After awhile she got up and washed her face in cold water, and began to get ready for Maude’s guest. Naturally Maude would expect her to wear the crêpe de Chine dress she had given her aunt as a birthday present, so Miss Carter opened the cupboard door, and there it was—a dark and elegant stranger, hanging there[Pg 285] with a sort of disdainful air among the sensible, sturdy linens and cottons.

She brought it out, took off her loose, comfortable house dress, and struggled into the crêpe de Chine.

“A slip-on-dress,” Maude had called it.

“A squirm-on dress, I should say!” thought Miss Carter.

She did not like herself in that dress. She looked at her image in the mirror, and she did not like it. A sturdy little woman she was, straight as an arrow. Her face, with its small, clear, regular features and healthy color, and those very blue eyes of hers, was quite as pretty as it had been fifteen years ago—perhaps even more so, because of the patience and the compassion she had learned; but she had long ago forgotten to think about being pretty. She noted nothing except the dress, which didn’t suit her.

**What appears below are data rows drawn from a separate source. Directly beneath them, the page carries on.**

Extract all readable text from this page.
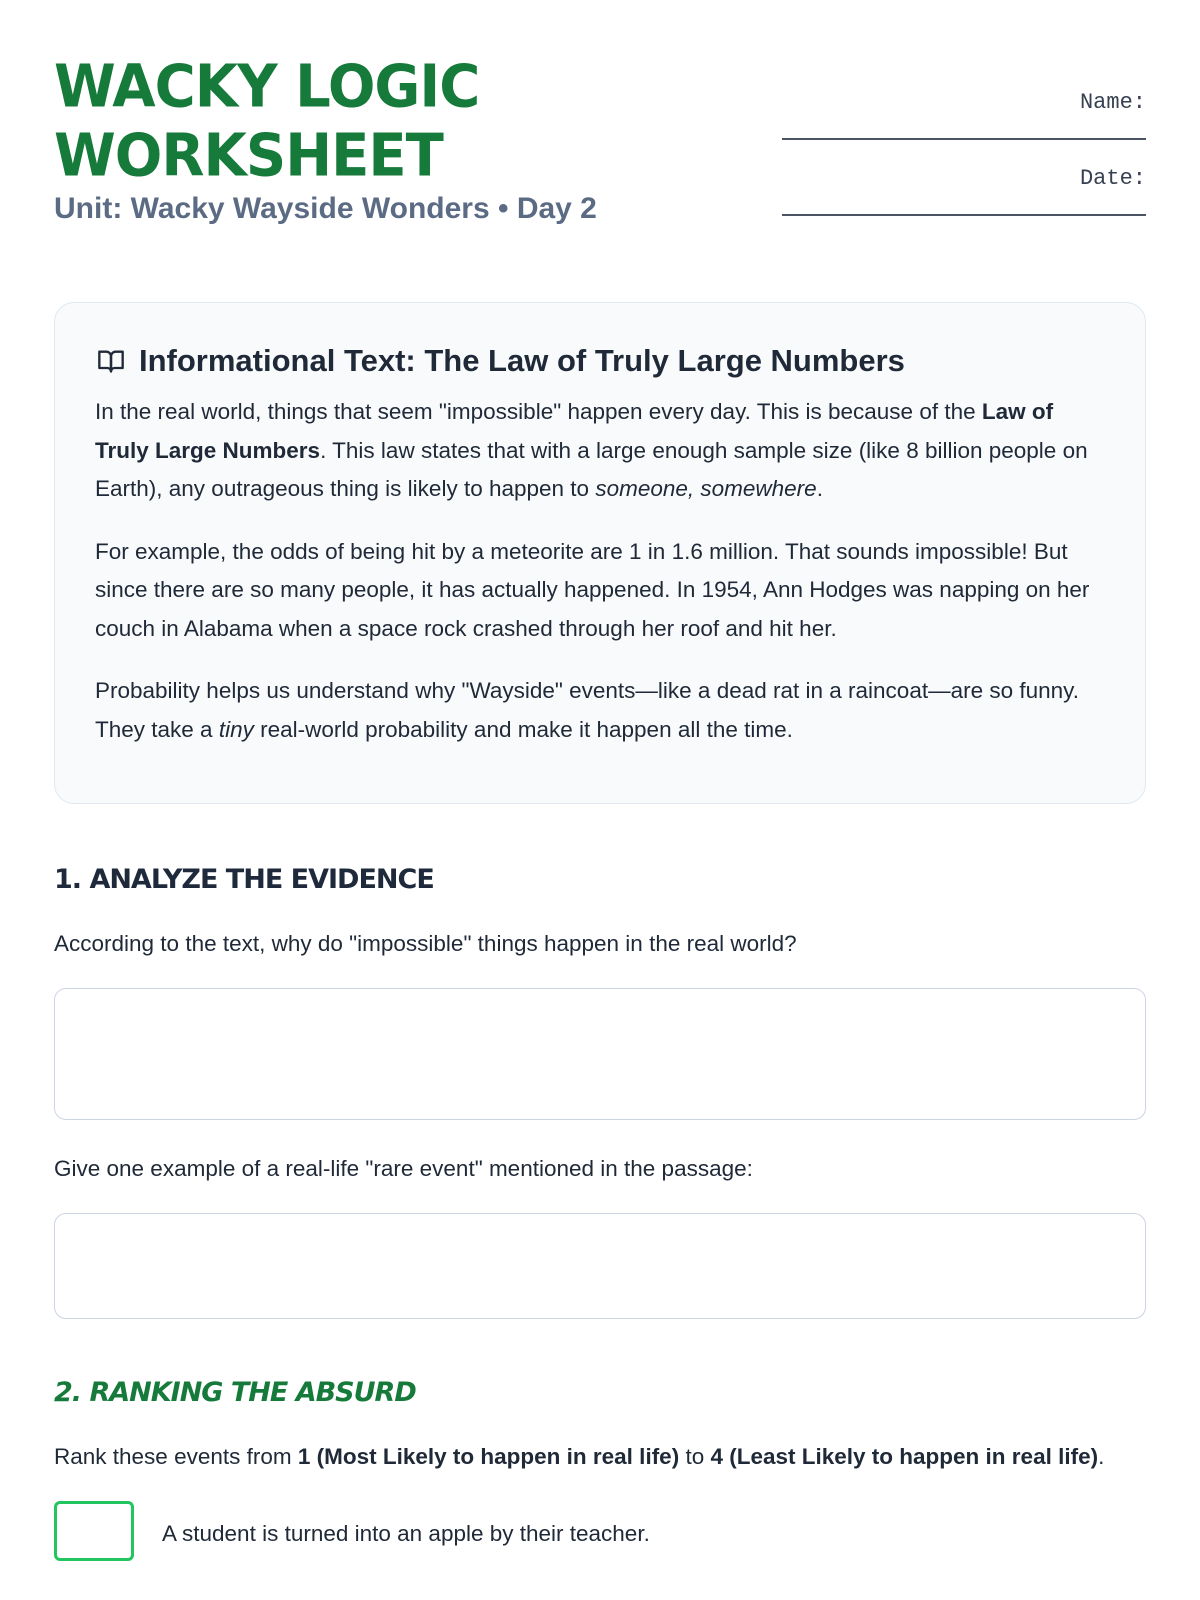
WACKY LOGIC
WORKSHEET
Unit: Wacky Wayside Wonders • Day 2
Name:
Date:
Informational Text: The Law of Truly Large Numbers

In the real world, things that seem "impossible" happen every day. This is because of the Law of Truly Large Numbers. This law states that with a large enough sample size (like 8 billion people on Earth), any outrageous thing is likely to happen to someone, somewhere.

For example, the odds of being hit by a meteorite are 1 in 1.6 million. That sounds impossible! But since there are so many people, it has actually happened. In 1954, Ann Hodges was napping on her couch in Alabama when a space rock crashed through her roof and hit her.

Probability helps us understand why "Wayside" events—like a dead rat in a raincoat—are so funny. They take a tiny real-world probability and make it happen all the time.

1. ANALYZE THE EVIDENCE
According to the text, why do "impossible" things happen in the real world?
Give one example of a real-life "rare event" mentioned in the passage:
2. RANKING THE ABSURD
Rank these events from 1 (Most Likely to happen in real life) to 4 (Least Likely to happen in real life).
A student is turned into an apple by their teacher.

“Specially designed upon long, slender lines,” Maude had said.

“And I’m not!” thought Miss Carter. “What’s the sense in a dress being long and slender, if the person inside it is short and”—she paused—“and roly-poly,” she added firmly. “That’s what I am!”

She covered up all this magnificence with a big checked apron, and went down into the kitchen again. The dinners that she prepared for Maude every night were so good that it was scarcely possible to improve upon them, but this evening she intended to try. She intended to outdo herself for Maude’s Mr. Rhodes.

From the garden she picked enough early June peas to make cream-of-pea soup. The chicken, which she had intended to roast, was not, she thought, quite large enough for three, so she made it into a fricassee, with dumplings beyond description. Then she had a dish of wax beans, and a dish of asparagus, cooked to perfection and seasoned only with plenty of butter, and potatoes most marvelously fried, and she made fresh strawberry ice cream. When you consider what it meant to crack ice and turn the freezer, in that dress with long, tight sleeves and floating things that hung from the shoulders—

She didn’t dare to take it off, though, for fear of their coming by an early train, because she knew that even more than a superb dinner Maude would want to see her aunt in all her glory.

Then she laid the table with her finest tablecloth and her grandmother’s china, and with every rose in the garden in a bowl in the center. She really was pleased with the result.